Were people watching the creation of the steam engine and thinking, you know, if these things take off that’ll leave us with a lot more time to spend with our horses?

Because if so, that was dumb.

Likewise, those who accept on faith that society will become more rational because we are building gargantuan-tentacled machines spanning the planet along with super tiny ones to insert into our bodies, all of which we can then outsource our remembering, our calculating, and our decision-making to, are deluding themselves about the grand, glorious and frightening future which is pulling us along.

We are outsourcing the rational and this will lead us to seek out grander truths — and God.

We are building tech that envelops our life, ensnares our direction, and we will rebel — and seek God.

As we develop god-like powers, we will seek God’s guidance in how and when and why to use these new powers.

But you, personally, will seek out God because of Facebook. And Twitter. And Snap. And Reddit. And all of social media.

Because you want to believe, you crave to believe, you need to believe.

But our tools refuse this.

Anyone does something wondrous, you are alerted to the tweet that betrays their holiness.

Anything you assert is unique, the algorithms reveal this to be false.

Mortals, no matter how well equipped or ensnared with the very best technologies, will always falter along the path.

Falter even in a world of possessive super-powers.

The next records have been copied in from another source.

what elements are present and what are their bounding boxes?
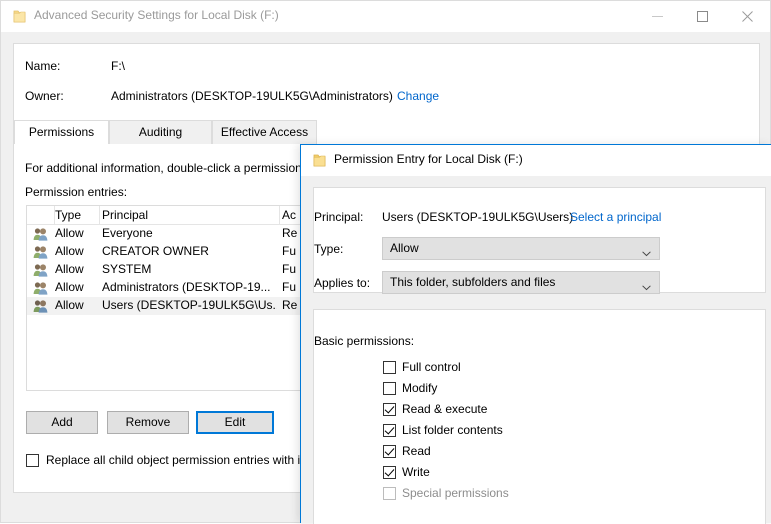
column-divider bbox=[279, 206, 280, 225]
cell-type: Allow bbox=[55, 280, 84, 294]
chevron-down-icon bbox=[642, 280, 651, 291]
special-permissions-checkbox bbox=[383, 486, 396, 500]
column-header-principal[interactable]: Principal bbox=[102, 208, 277, 222]
cell-type: Allow bbox=[55, 244, 84, 258]
maximize-icon[interactable] bbox=[680, 1, 725, 31]
cell-principal: SYSTEM bbox=[102, 262, 152, 276]
modify-checkbox[interactable] bbox=[383, 381, 396, 395]
permission-row-special-permissions: Special permissions bbox=[383, 486, 509, 500]
permission-entries-label: Permission entries: bbox=[25, 185, 128, 199]
applies-to-label: Applies to: bbox=[314, 276, 371, 290]
minimize-icon[interactable] bbox=[635, 1, 680, 31]
permission-label: Special permissions bbox=[402, 486, 509, 500]
owner-value: Administrators (DESKTOP-19ULK5G\Administ… bbox=[111, 89, 393, 103]
permission-entry-title: Permission Entry for Local Disk (F:) bbox=[334, 152, 523, 166]
add-button[interactable]: Add bbox=[26, 411, 98, 434]
replace-child-permissions-label: Replace all child object permission entr… bbox=[46, 453, 301, 467]
name-value: F:\ bbox=[111, 59, 125, 73]
edit-button[interactable]: Edit bbox=[196, 411, 274, 434]
replace-child-permissions-checkbox[interactable] bbox=[26, 453, 39, 467]
group-icon bbox=[33, 245, 49, 259]
permission-entry-window: Permission Entry for Local Disk (F:) Pri… bbox=[300, 144, 771, 524]
cell-principal: CREATOR OWNER bbox=[102, 244, 209, 258]
permission-row-read-execute[interactable]: Read & execute bbox=[383, 402, 487, 416]
tab-permissions[interactable]: Permissions bbox=[14, 120, 109, 144]
group-icon bbox=[33, 263, 49, 277]
folder-icon bbox=[13, 10, 26, 23]
cell-principal: Users (DESKTOP-19ULK5G\Us... bbox=[102, 298, 277, 312]
basic-permissions-label: Basic permissions: bbox=[314, 334, 415, 348]
full-control-checkbox[interactable] bbox=[383, 360, 396, 374]
owner-label: Owner: bbox=[25, 89, 64, 103]
permission-entry-titlebar[interactable]: Permission Entry for Local Disk (F:) bbox=[301, 145, 771, 176]
permission-label: Modify bbox=[402, 381, 438, 395]
replace-child-permissions-row[interactable]: Replace all child object permission entr… bbox=[26, 453, 300, 467]
group-icon bbox=[33, 299, 49, 313]
permission-row-read[interactable]: Read bbox=[383, 444, 431, 458]
select-a-principal-link[interactable]: Select a principal bbox=[570, 210, 661, 224]
cell-type: Allow bbox=[55, 226, 84, 240]
column-header-type[interactable]: Type bbox=[55, 208, 81, 222]
permission-row-write[interactable]: Write bbox=[383, 465, 430, 479]
applies-to-dropdown-value: This folder, subfolders and files bbox=[390, 275, 556, 289]
chevron-down-icon bbox=[642, 246, 651, 257]
permission-label: List folder contents bbox=[402, 423, 503, 437]
principal-label: Principal: bbox=[314, 210, 364, 224]
read-checkbox[interactable] bbox=[383, 444, 396, 458]
type-dropdown[interactable]: Allow bbox=[382, 237, 660, 260]
advanced-window-titlebar[interactable]: Advanced Security Settings for Local Dis… bbox=[1, 1, 770, 32]
principal-value: Users (DESKTOP-19ULK5G\Users) bbox=[382, 210, 574, 224]
permission-label: Full control bbox=[402, 360, 461, 374]
permission-row-full-control[interactable]: Full control bbox=[383, 360, 461, 374]
type-label: Type: bbox=[314, 242, 344, 256]
permission-label: Read bbox=[402, 444, 431, 458]
write-checkbox[interactable] bbox=[383, 465, 396, 479]
folder-icon bbox=[313, 154, 326, 167]
additional-information-text: For additional information, double-click… bbox=[25, 161, 302, 175]
tab-auditing[interactable]: Auditing bbox=[109, 120, 212, 144]
group-icon bbox=[33, 227, 49, 241]
cell-type: Allow bbox=[55, 262, 84, 276]
group-icon bbox=[33, 281, 49, 295]
advanced-window-title: Advanced Security Settings for Local Dis… bbox=[34, 8, 279, 22]
close-icon[interactable] bbox=[725, 1, 770, 31]
cell-principal: Administrators (DESKTOP-19... bbox=[102, 280, 271, 294]
permission-row-list-folder-contents[interactable]: List folder contents bbox=[383, 423, 503, 437]
permission-label: Write bbox=[402, 465, 430, 479]
tab-effective-access[interactable]: Effective Access bbox=[212, 120, 317, 144]
column-divider bbox=[99, 206, 100, 225]
permission-label: Read & execute bbox=[402, 402, 488, 416]
remove-button[interactable]: Remove bbox=[107, 411, 189, 434]
applies-to-dropdown[interactable]: This folder, subfolders and files bbox=[382, 271, 660, 294]
cell-type: Allow bbox=[55, 298, 84, 312]
type-dropdown-value: Allow bbox=[390, 241, 419, 255]
name-label: Name: bbox=[25, 59, 61, 73]
change-owner-link[interactable]: Change bbox=[397, 89, 439, 103]
permission-row-modify[interactable]: Modify bbox=[383, 381, 437, 395]
cell-principal: Everyone bbox=[102, 226, 153, 240]
read-execute-checkbox[interactable] bbox=[383, 402, 396, 416]
list-folder-contents-checkbox[interactable] bbox=[383, 423, 396, 437]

We will respond to the demands of our machines by leaping into the emotional, embracing the irrational, and searching for unanswerable truths.

The Maharishi giggled.

Human.

It’s not enough.

We seek also to stand apart and above our machines.

This is hard.

The most popular course at Yale is on being happy.

Because we are failing at even this most human of blessings.

This is an odd crease in time. The machine is here to take care of all the rational bits yet we, caught between two worlds, each capable of eradicating the other, find ourselves hesitant  to embrace the non-rational. Meanwhile, drug companies are flooding the streets and our gullets with (legal) killers of pain and habit-forming deadeners of emotion.

When I was young, the cool kids would say kill your television!

Because staring into a screen meant you were not using your hands or your body or interacting with flesh-and-blood persons, or the ground, or the stars, nor your heart nor your spirit. But now, screens are everywhere, no matter where we are, no matter where we go, no matter who we are with, no matter what our needs, no escape.

But there’s always a way to the other side.

Be physical, be outside, seek out goodness, practice, commit, love others, make not everything so serious. Also, ask your dad for help with something.